Blair Zajac blair at orcaware.com
Fri Nov 4 11:30:40 PST 2005


Giovanni Bajo wrote:
> Archie Cobbs <archie at dellroad.org> wrote:
> 
> 
> 
>>>a GCC branch maintainer has asked me for a way to tell svnmerge
>>>"jump me back 3 merges ago". While I believe that calling "svn up"
>>>is a bit too much for svnmerge, this request gave me an idea for a
>>>new feature: we could implement a "svnmerge log" command which
>>>shows the list of all merges happened in the branch. This would
>>>allow to easily implement the jump-back command as a wrapping
>>>script (or give the basis to code it within svnmerge, if we want it
>>>there).
> 
> 
>>First of all, what does "jump me back 3 merges ago" mean? There
>>are a couple of interpretations.
>>
>>If the desire is to revert the past N merges (but not any intervening
>>non-svnmerge commits), my first thought would be to use the normal svn
>>mechanism for this: review the log, then "svn merge" the reversed
>>changes. Note that this will revert the svnmerge-integrated property
>>as well.
>>
>>If the desire is simply to update to a prior revision, "svn up -r ..."
>>works just fine...
> 
> 
> 
> I'll have to further investigate the needs of the maintainer. What I have
> understood is that, using svnmerge, he looses what he considers a valuable
> information, that is the multiple merge tags. With CVS, they were always around
> for obvious reasons, and he often uses the last 3/4 merge tags for diff
> operations and whatnot. I believe the typical questions are: "what was changed
> in this file since last merge?", "if I rollback to immediately after last
> merge, does this bug show up? What if I go back two merges? Or three?".

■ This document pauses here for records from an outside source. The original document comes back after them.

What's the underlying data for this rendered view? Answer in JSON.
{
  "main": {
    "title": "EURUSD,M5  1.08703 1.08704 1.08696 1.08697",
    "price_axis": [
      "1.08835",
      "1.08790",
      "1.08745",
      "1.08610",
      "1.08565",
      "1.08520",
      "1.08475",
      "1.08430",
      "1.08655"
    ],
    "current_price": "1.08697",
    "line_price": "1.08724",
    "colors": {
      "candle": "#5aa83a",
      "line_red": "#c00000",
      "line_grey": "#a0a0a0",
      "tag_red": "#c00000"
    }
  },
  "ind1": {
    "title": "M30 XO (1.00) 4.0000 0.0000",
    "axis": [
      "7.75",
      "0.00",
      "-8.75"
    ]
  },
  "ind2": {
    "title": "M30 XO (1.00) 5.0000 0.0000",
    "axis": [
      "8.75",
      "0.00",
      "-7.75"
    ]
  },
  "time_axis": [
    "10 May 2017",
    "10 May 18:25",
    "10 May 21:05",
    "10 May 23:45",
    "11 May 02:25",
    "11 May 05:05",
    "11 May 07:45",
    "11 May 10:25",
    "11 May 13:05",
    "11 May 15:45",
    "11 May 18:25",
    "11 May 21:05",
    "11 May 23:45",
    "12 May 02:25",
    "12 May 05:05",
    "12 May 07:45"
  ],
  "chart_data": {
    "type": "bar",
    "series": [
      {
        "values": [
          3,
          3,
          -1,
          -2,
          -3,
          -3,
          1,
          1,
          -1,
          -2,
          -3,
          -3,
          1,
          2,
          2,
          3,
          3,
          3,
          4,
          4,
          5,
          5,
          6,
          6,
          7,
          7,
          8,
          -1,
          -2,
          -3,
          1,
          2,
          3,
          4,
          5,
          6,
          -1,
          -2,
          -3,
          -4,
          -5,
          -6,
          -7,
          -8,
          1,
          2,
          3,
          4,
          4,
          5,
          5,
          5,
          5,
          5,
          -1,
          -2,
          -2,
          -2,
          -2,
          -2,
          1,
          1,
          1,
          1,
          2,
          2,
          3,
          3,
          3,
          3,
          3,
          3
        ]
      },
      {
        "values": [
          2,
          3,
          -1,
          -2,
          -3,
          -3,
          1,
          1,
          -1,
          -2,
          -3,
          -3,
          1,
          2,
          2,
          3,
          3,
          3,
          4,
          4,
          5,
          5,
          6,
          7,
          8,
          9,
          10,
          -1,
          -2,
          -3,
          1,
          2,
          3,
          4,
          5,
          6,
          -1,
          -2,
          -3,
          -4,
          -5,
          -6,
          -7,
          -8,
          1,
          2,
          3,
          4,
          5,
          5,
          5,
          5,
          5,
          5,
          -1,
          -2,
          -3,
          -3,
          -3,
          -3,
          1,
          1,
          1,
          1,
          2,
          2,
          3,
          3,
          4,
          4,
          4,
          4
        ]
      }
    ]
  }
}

Some of this sounds like svn training.  I found that some people coming from CVS 
have to shift the way they think to work inside of svn's model of the repository.

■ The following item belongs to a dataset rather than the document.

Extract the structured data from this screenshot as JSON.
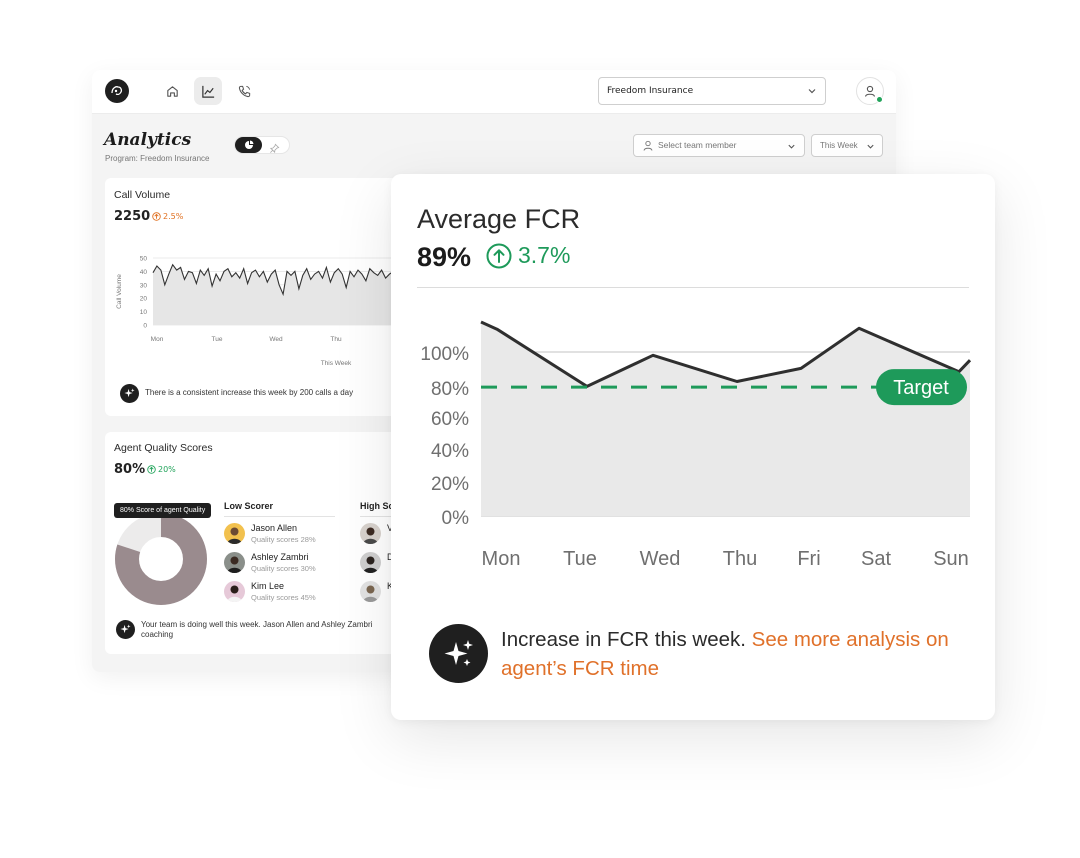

Well, using the PREV is the easiest way to do that, at least to move back in 
time.  Another useful command to answer some of these is to do 'svn diff -r 
PREV:BASE', which will show you what's changed from the last commit to the 
revision in the working copy.

> With CVS, you could answer this with things liks "cvs
> diff -rMYBRANCH_MERGE_20051022 foo.c", and "cvs up -rMYBRANCH_MERGE_20051014
> foo.c". You can almost do the same if you use multiple merge tags with SVN (the
> required command line is much longer, and this is being discussed right now in
> the dev subversion mailing list). With svnmerge, one has to manually inspect
> the full log of the branch to find the wanted revision numbers, and use those
> numbers. This is much more burdesome, especially if compared to a "svn ls" to
> get the merge tag names.

Agreed, that is harder with svn.

Do you have the subjet line for the thread discussing this issue on the mailing 
list or link to the thread.

> This is why I was proposing "svnmerge log": we do the tedious work of finding
> out the merges, and show those.

I do think having a command that would tell you the commits that svnmerge 
generated would be useful.  This does get into the problem of how to get that 
easily into svn, with the fact that the revision svnmerge gets isn't known until 
the commit happens.

Maybe there should be a hidden .svnmerge-data file which has svn:keywords set to 
Revision and every commit through svnmerge changes the file slightly.  Also, 
when svnmerge runs, it pulls the revision out of that file and dumps it into a 
svnmerge property on the directory.  So when you ask for merged revisions, you 
check the property and the one file.